ICD-10- How Will It Change EMS Documentation?

Part II

Welcome to Part II of our two-part series! Last week we talked about the overall changes that ICD-10 will usher in come October 1st and we focused on the detail and specifics needed in Patient Care Reports in order to provide enough information for your billing office to choose the correct Version 10 diagnosis code.

ICD-10- How Will It Change EMS Documentation?This week we look at another important area, location.

Location

Remember those words lateral, medial, distal, proximal…all that stuff that you hoped once you learned you wouldn’t necessarily need to remember. Well, think again.

ICD-10 is very much about describing the location of illness and injury.

Where in the Version 9 code set we currently use, the codes are more blanket than specific in nature. Version 10 will force us to identify location. These codes carry a left, right, top, bottom and a relational aspect to them that Version 9 did not.

That means when you document an injury, let’s use a leg injury as an example, your billing office is going to need to know the pinpoint location of that injury. So long documentation that is general…

“Arrived on scene to find a male patient that had fallen from his bicycle and appeared to have a fractured leg.”

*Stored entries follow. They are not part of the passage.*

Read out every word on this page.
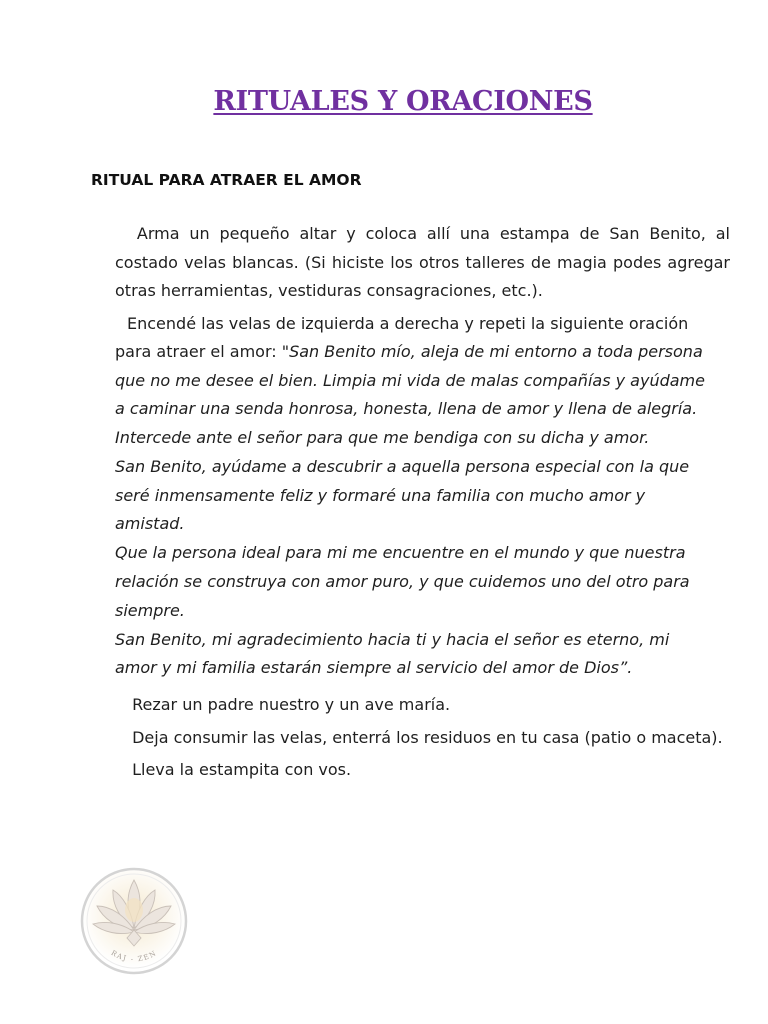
RITUALES Y ORACIONES
RITUAL PARA ATRAER EL AMOR

Arma un pequeño altar y coloca allí una estampa de San Benito, al costado velas blancas. (Si hiciste los otros talleres de magia podes agregar otras herramientas, vestiduras consagraciones, etc.).

Encendé las velas de izquierda a derecha y repeti la siguiente oración
para atraer el amor: "San Benito mío, aleja de mi entorno a toda persona

que no me desee el bien. Limpia mi vida de malas compañías y ayúdame
a caminar una senda honrosa, honesta, llena de amor y llena de alegría.
Intercede ante el señor para que me bendiga con su dicha y amor.
San Benito, ayúdame a descubrir a aquella persona especial con la que
seré inmensamente feliz y formaré una familia con mucho amor y
amistad.
Que la persona ideal para mi me encuentre en el mundo y que nuestra
relación se construya con amor puro, y que cuidemos uno del otro para
siempre.
San Benito, mi agradecimiento hacia ti y hacia el señor es eterno, mi
amor y mi familia estarán siempre al servicio del amor de Dios”.

Rezar un padre nuestro y un ave maría.

Deja consumir las velas, enterrá los residuos en tu casa (patio o maceta).

Lleva la estampita con vos.

RAJ - ZEN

Welcome revised documentation such as…

“Arrived on scene to find a male patient that had fallen from his bicycle while traveling on the berm of a highway that has a 55 mph speed limit and appears to have a possible fracture of the left tib/fib area of the lower extremity. The patient denied any loss of consciousness and stated that his right leg became entangled in the spokes of the front wheel of the bicycle when a passing car forced him into loose gravel on the side of the roadway. Patient presented with angulation at the point of the suspected injury site and there was noted bruising with crepitus noted upon palpation. The patient was in a severe amount of pain that he noted was a 9 on a 1-10 severity scale.”

Of course, a description of a treatment course would follow along with notes about how the patient was moved and transported.

We think you get the picture.

Mechanism

Notice in the sample documentation above we talk about mechanism and weave the “how it happened” into the written narrative. That was no accident.

ICD-9 really did not include the need to be specific about mechanism and really only took into account the injury or illness itself. Version 10 changes all of that.

In the example above the use of the accident involving a pedal cycle (traffic) code V71.5 (as opposed to the accident pedal cycle non-traffic code) along with the injury codes for the fractures to the tibia and fibula (M96.67) would be appropriate.

Not so simple…

Many of the coding sets are not so simple.

Let’s consider vomiting. Vomiting is something we encounter a lot in EMS.

So, there’s vomiting with…nausea, asphyxia, including blood, due to nervousness plus codes for projectile vomiting. There is a group of these codes for what is labeled “cyclical” and includes due to migraine headaches or that are psychogenic in nature.

Then there are the external injury causes codes.

The Accident to or due to section includes… riding an animal, being a bare foot water skier, being in a cable car not on rails or then there’s the accident caused by a coal car or logging car.

One of our favorites is the separate code for injury to a parachutist.

Let’s say you’re a pedestrian and are injured. There’s a code to cover if you were a pedestrian on foot and the if you fell due to ice or snow or maybe while on a pedestrian conveyance or possibly on roller skates or on a skate board.

Were you injured in an ambulance vehicle? ICD-10 has it covered with a code all of its own!

Remember there are 68,000 of these codes and, as you can see, all the bases are seemingly covered but your billing office will be unable to choose the most appropriate code unless you, as the EMS provider on the scene, describe the scene and the contributing scenario in distinct detail.